# Pretty little 1/2 l/s red just finished up



## Matt D (May 12, 2011)

I usually don't get a request for a 1/2 l/s red, but I liked the way it turned out. I altered a l/s form to get the look my client was after.


----------



## Double S (Mar 30, 2008)

That's plain purdy!.


----------



## breiner11 (Apr 29, 2005)

Looks great! Do you use compressed air to fluff out the fur as it dries?


----------



## TimberlandTaxi (Aug 29, 2009)

Good job on one of the toughest small mammals to do.


----------



## bigcountry24 (May 11, 2007)

Double S said:


> That's plain purdy!.


 I 2nd that great job


----------



## huntnfishnut (Jan 12, 2011)

wow, looks really good


----------



## runningdeer (Mar 30, 2007)

amazing....you are very talented! thanks for posting!


----------



## Jeffress77 (Feb 1, 2007)

That's a great pose and great work!


----------



## Matt D (May 12, 2011)

Thanks for the comments guys! Breiner, I like to use a blowdryer, but alot of guys use compressed air.


----------



## John-in-VA (Mar 27, 2003)

Great looking mount.I have never seen anything like that done with a fox .


----------



## meatmissile (Oct 26, 2009)

Just plain incredible eye work and over all mount. That really looks alive!!! Super nice job!! I def would pay good money for that work!!!


----------



## Codi (Aug 11, 2011)

Great mount! I like it a lot.


----------



## Jeffress77 (Feb 1, 2007)

Codi said:


> Great mount!

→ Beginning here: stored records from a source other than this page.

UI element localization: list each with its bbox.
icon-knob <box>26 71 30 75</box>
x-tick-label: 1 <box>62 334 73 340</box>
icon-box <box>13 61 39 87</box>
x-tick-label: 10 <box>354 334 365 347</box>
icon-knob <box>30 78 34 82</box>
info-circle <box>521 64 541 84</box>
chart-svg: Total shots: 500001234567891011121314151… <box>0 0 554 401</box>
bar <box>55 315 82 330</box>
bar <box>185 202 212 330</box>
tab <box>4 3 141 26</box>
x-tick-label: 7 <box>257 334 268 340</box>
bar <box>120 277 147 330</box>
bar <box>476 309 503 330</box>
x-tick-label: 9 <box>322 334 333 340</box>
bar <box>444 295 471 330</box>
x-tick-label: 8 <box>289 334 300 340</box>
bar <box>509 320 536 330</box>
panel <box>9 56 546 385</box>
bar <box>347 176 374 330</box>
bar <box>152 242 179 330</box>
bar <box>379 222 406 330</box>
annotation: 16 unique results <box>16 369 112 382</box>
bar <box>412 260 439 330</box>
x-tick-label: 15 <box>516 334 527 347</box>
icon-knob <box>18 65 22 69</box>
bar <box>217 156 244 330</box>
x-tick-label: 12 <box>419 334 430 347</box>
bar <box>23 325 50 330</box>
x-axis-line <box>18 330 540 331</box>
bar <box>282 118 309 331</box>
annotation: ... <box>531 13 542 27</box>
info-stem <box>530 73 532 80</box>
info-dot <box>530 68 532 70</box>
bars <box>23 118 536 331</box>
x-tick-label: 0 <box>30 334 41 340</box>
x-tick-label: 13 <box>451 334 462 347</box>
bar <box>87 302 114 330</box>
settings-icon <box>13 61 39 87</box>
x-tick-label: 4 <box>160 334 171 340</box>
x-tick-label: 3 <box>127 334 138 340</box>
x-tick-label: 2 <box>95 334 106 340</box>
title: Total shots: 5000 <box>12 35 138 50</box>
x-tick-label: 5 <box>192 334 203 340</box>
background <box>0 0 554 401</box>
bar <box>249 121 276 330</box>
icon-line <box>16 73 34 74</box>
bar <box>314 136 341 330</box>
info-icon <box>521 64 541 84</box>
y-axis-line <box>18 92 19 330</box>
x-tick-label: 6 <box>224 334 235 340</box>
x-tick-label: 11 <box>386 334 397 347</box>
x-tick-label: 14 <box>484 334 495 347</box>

I like it a lot.


Looked at your website...VERY nice whitetail and bird mounts! and that pumpkinseed sunfish (if that is what it is) is AWESOME!


----------



## Brian811 (May 7, 2007)

Excellent mount!


----------



## proskinnertts (Mar 8, 2005)

looks great, I like the 1/2 lifesize pose


----------



## STEELERFEAVER (Dec 30, 2008)

awsum just awsum


----------



## Dry Feather (Sep 16, 2010)

Awesome work, and I now know who to send my work to from now on. I am just up the road in Columbus. :thumbs_up That is one of the most lifelike mounts I have seen. Just awesome.


----------



## Gig49 (Apr 25, 2010)

Beautiful work


----------



## HUNTorFISH (Jul 25, 2009)

I know this post is old, but it is just to good of work not to bring back for new members to see. Excellent job Matt, glad you are mounting my buck for me this year.


----------



## Matt D (May 12, 2011)

Thank you for the kind words Matt, it won't be too much longer and I will have everything finished up for you. Looking forward to your thoughts on the finished piece. Thanks again and take care.


----------



## BP1992 (Dec 24, 2010)

Doesn't get much better than that.


----------



## bucknut1 (Sep 21, 2006)

very nice


----------



## HORNS-A-PLENTY (Mar 6, 2012)

VERY GOOD......looks super!

CAMX Wildman


----------



## jimbohunter (Oct 15, 2009)

yep i saw him blink... wow it dont get any better than that.


----------



## archeryshooter (Apr 11, 2004)

Nice looking mount Matt for sure! and also nice photos! your eye work is very clean nice job the guy should be pleased. I also use a blow dryer and compressed air to start


----------